Instead of manufacturers who use the pigments "running plants for maximum yield and looking to build inventory," as they did until recently, "we now see them running for minimum practical yields, using the cheapest possible feedstock blends to do that, and trying to run down inventory," Robb told investors. He said chloride- and sulphur-based pigment demand is also off.
DuPont has raised titanium-dioxide prices repeatedly since the 2008 financial crisis, and as recently as March, contending a rapid increase in global demand, compared to supply. But after Robb's remarks Monday, shares of Iluka fell 25 percent, and shares of Connecticut-based titanium-products supplier Tronox Ltd. fell 18 percent. Shares of DuPont, a diversified producers of agricultural and chemical products, slipped 3 percent.
But Tuesday, B.C. Chong, president of Wilmington-based DuPont's Titanium Technologies unit, sought to calm investors with a statement: "Recent comments regarding market demand for titanium dioxide in the second half of 2012 are not consistent with DuPont's view and overstate the softness in the pigment industry."
He added, "We remain confident in our titanium-dioxide outlook for the rest of the year and longer term." Spokesman Gregg M. Schmidt declined to elaborate.

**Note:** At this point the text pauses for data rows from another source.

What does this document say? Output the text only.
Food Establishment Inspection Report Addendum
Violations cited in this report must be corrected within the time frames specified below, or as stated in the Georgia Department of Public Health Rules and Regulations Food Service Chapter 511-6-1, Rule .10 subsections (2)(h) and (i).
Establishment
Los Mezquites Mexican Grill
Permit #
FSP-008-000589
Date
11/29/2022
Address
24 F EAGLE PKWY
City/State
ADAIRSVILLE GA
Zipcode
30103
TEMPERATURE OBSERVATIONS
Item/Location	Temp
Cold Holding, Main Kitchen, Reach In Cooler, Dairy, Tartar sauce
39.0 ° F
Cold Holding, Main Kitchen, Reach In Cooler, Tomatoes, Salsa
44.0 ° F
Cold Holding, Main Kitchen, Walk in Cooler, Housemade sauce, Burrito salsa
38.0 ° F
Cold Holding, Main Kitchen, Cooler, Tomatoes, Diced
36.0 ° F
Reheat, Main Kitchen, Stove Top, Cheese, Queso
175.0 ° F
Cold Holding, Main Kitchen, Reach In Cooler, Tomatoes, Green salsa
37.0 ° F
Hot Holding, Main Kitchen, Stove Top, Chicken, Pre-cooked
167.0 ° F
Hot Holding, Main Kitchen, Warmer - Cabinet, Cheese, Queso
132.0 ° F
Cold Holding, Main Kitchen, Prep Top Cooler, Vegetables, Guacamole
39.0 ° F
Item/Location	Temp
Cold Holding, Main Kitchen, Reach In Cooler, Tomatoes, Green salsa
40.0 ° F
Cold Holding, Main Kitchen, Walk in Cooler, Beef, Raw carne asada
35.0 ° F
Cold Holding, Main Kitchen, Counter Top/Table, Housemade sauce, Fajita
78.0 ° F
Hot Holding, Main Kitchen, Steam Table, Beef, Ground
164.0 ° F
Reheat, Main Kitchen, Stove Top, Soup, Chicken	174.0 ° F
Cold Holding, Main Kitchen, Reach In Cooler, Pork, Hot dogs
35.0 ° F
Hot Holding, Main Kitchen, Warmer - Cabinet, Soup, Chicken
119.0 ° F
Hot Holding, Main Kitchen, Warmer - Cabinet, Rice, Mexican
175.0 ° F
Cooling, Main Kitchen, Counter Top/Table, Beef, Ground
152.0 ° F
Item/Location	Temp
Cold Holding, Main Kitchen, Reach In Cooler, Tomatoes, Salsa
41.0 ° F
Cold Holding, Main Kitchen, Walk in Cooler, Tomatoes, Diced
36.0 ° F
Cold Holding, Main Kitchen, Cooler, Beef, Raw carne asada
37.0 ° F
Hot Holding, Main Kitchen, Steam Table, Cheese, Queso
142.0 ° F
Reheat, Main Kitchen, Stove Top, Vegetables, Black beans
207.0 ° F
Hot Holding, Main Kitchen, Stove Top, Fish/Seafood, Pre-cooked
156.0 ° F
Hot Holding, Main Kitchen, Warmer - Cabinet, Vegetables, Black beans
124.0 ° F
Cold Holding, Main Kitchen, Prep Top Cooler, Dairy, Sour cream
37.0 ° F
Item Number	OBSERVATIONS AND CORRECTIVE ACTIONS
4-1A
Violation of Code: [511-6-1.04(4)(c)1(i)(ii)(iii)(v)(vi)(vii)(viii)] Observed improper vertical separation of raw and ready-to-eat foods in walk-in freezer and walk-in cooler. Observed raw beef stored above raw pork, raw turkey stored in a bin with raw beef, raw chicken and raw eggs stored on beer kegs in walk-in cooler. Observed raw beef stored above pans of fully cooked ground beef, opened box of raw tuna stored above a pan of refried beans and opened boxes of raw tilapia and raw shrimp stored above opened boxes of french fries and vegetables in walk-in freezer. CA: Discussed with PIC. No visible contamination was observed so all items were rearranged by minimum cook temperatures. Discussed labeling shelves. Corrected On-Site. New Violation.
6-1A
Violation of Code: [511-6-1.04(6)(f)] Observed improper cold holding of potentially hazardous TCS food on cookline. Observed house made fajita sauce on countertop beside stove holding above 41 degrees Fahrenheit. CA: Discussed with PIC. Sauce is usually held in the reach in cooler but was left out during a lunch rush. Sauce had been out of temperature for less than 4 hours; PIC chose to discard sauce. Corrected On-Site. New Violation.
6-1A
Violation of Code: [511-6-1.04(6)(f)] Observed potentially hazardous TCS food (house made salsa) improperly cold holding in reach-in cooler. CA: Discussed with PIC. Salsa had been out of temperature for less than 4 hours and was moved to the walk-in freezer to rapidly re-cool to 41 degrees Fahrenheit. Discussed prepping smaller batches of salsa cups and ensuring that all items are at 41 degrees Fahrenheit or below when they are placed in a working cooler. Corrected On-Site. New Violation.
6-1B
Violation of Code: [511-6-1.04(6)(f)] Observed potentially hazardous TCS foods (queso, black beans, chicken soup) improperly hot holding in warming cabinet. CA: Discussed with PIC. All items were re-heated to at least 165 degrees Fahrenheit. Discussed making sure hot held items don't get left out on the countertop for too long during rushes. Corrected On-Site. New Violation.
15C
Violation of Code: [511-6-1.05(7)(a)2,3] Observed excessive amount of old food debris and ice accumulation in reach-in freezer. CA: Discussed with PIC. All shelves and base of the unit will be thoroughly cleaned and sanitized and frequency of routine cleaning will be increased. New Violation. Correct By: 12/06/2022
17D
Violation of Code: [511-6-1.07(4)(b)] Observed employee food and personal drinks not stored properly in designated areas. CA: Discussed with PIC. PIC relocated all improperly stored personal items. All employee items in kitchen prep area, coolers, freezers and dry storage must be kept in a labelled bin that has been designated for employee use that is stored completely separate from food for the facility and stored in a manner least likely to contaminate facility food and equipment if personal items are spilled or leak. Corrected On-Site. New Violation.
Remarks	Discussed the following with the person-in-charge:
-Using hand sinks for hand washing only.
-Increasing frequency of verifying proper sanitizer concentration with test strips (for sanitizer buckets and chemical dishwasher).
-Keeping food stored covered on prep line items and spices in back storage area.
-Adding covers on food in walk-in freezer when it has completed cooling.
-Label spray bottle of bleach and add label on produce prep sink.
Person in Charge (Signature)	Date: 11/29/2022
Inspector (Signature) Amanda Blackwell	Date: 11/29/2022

Tronox issued its own statement, noting that pigment-makers were buying more of the company's titanium "slag" than of higher-quality ores, without directly addressing the question of overall demand. All three companies' shares traded modestly higher Tuesday.
Dry and high?
The hot summer is drying green crops and pushing U.S. grain prices sharply higher — but that might not translate into supermarket inflation.
"U.S. drought continued to drive higher grain prices," analyst Jonathan Feeney told clients in a report from Janney Capital Markets. With more than half of the Midwest suffering hot, dry conditions, prices of "corn, soybean, and wheat are now 40 percent, 30 percent, and 25 percent above late-May levels, respectively," with corn up 11 percent just last week.

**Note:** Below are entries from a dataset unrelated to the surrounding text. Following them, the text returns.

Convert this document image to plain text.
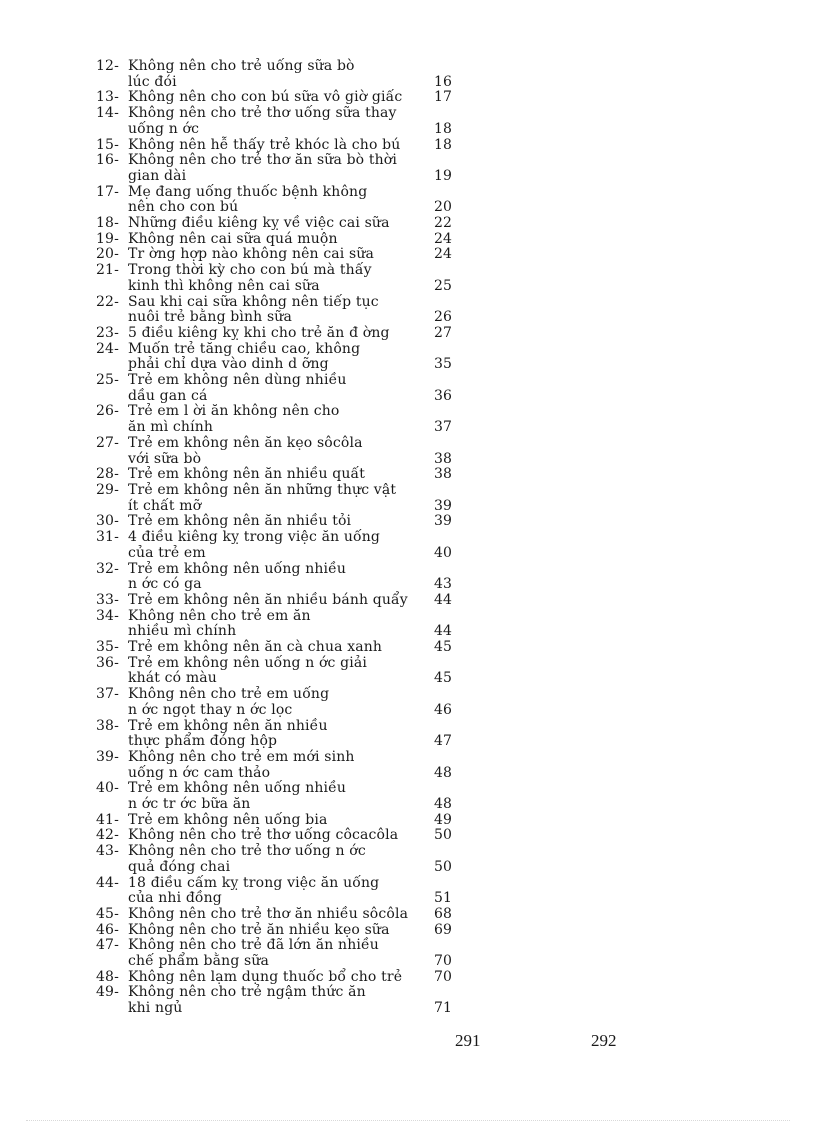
12- Không nên cho trẻ uống sữa bò
lúc đói	16
13- Không nên cho con bú sữa vô giờ giấc	17
14- Không nên cho trẻ thơ uống sữa thay
uống n ớc	18
15- Không nên hễ thấy trẻ khóc là cho bú	18
16- Không nên cho trẻ thơ ăn sữa bò thời
gian dài	19
17- Mẹ đang uống thuốc bệnh không
nên cho con bú	20
18- Những điều kiêng kỵ về việc cai sữa	22
19- Không nên cai sữa quá muộn	24
20- Tr ờng hợp nào không nên cai sữa	24
21- Trong thời kỳ cho con bú mà thấy
kinh thì không nên cai sữa	25
22- Sau khi cai sữa không nên tiếp tục
nuôi trẻ bằng bình sữa	26
23- 5 điều kiêng kỵ khi cho trẻ ăn đ ờng	27
24- Muốn trẻ tăng chiều cao, không
phải chỉ dựa vào dinh d ỡng	35
25- Trẻ em không nên dùng nhiều
dầu gan cá	36
26- Trẻ em l ời ăn không nên cho
ăn mì chính	37
27- Trẻ em không nên ăn kẹo sôcôla
với sữa bò	38
28- Trẻ em không nên ăn nhiều quất	38
29- Trẻ em không nên ăn những thực vật
ít chất mỡ	39
30- Trẻ em không nên ăn nhiều tỏi	39
31- 4 điều kiêng kỵ trong việc ăn uống
của trẻ em	40
32- Trẻ em không nên uống nhiều
n ớc có ga	43
33- Trẻ em không nên ăn nhiều bánh quẩy	44
34- Không nên cho trẻ em ăn
nhiều mì chính	44
35- Trẻ em không nên ăn cà chua xanh	45
36- Trẻ em không nên uống n ớc giải
khát có màu	45
37- Không nên cho trẻ em uống
n ớc ngọt thay n ớc lọc	46
38- Trẻ em không nên ăn nhiều
thực phẩm đóng hộp	47
39- Không nên cho trẻ em mới sinh
uống n ớc cam thảo	48
40- Trẻ em không nên uống nhiều
n ớc tr ớc bữa ăn	48
41- Trẻ em không nên uống bia	49
42- Không nên cho trẻ thơ uống côcacôla	50
43- Không nên cho trẻ thơ uống n ớc
quả đóng chai	50
44- 18 điều cấm kỵ trong việc ăn uống
của nhi đồng	51
45- Không nên cho trẻ thơ ăn nhiều sôcôla	68
46- Không nên cho trẻ ăn nhiều kẹo sữa	69
47- Không nên cho trẻ đã lớn ăn nhiều
chế phẩm bằng sữa	70
48- Không nên lạm dụng thuốc bổ cho trẻ	70
49- Không nên cho trẻ ngậm thức ăn
khi ngủ	71
291	292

Yet the slow U.S. economy, falling foreign demand for U.S. foods — due partly to weak European and slowing Chinese markets, plus a stronger dollar, and good crops in South America — along with lower fuel prices, leave U.S. "retailers likely expecting little, if any," room to boost U.S. consumer prices.
Indeed, despite rising feed costs, hog prices slipped last week, as did wholesale beef and powdered milk. Until people around the world can afford more food again, growers, processors, and retailers — instead of U.S. consumers — may be eating higher costs.
Rich and richer
Pennsylvania taxpayers will give high-end department-store operator Neiman Marcus Group close to $900,000 in grants and tax breaks for the company's planned $12?million, 200,000-square-foot warehouse in Jenkins Township, near Pittston, Luzerne County. In a statement, Gov. Corbett said the chain would hire "at least 151."

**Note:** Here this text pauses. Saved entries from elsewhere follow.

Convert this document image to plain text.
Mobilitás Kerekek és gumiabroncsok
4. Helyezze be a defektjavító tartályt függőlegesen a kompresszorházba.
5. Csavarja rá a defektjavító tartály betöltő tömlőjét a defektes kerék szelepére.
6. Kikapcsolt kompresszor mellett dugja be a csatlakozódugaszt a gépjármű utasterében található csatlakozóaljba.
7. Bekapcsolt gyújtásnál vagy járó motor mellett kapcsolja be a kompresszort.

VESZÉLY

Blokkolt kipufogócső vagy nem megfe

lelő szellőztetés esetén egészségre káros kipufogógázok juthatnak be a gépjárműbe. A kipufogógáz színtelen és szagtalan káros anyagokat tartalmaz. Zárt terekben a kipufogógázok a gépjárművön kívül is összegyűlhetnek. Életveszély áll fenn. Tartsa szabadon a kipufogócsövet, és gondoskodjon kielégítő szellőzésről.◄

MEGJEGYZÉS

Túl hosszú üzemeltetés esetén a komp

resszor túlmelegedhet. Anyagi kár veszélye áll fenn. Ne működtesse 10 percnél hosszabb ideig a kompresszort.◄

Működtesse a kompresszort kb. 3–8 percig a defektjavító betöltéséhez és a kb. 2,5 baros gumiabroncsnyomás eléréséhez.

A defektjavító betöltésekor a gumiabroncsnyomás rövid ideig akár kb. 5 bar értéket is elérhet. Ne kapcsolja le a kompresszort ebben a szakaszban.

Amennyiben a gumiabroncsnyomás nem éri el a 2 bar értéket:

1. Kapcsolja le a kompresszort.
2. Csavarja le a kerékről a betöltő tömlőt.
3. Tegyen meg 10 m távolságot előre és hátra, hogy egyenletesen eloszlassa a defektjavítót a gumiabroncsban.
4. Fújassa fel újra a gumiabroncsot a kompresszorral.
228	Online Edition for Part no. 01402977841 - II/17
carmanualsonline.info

Corbett credited the subsidy and the state's "pro-business climate" for Neiman Marcus' promise to build in the depressed, onetime coal region.
Landlords have been luring warehouses from New Jersey to townships along Pennsylvania's free interstate highways north and west of Allentown. In Corbett's statement, Neiman Marcus chief financial officer Jim Skinner noted that his chain already has 15 stores in Pennsylvania and that Pittston was a "strategic location" near New York and other metro areas.
The state package includes a $375,000 grant from the Pennsylvania First program, $67,950 in job-training assistance, and $453,000 in Job Creation Tax Credits. So far this year, Neiman Marcus has collected $150?million in net profit.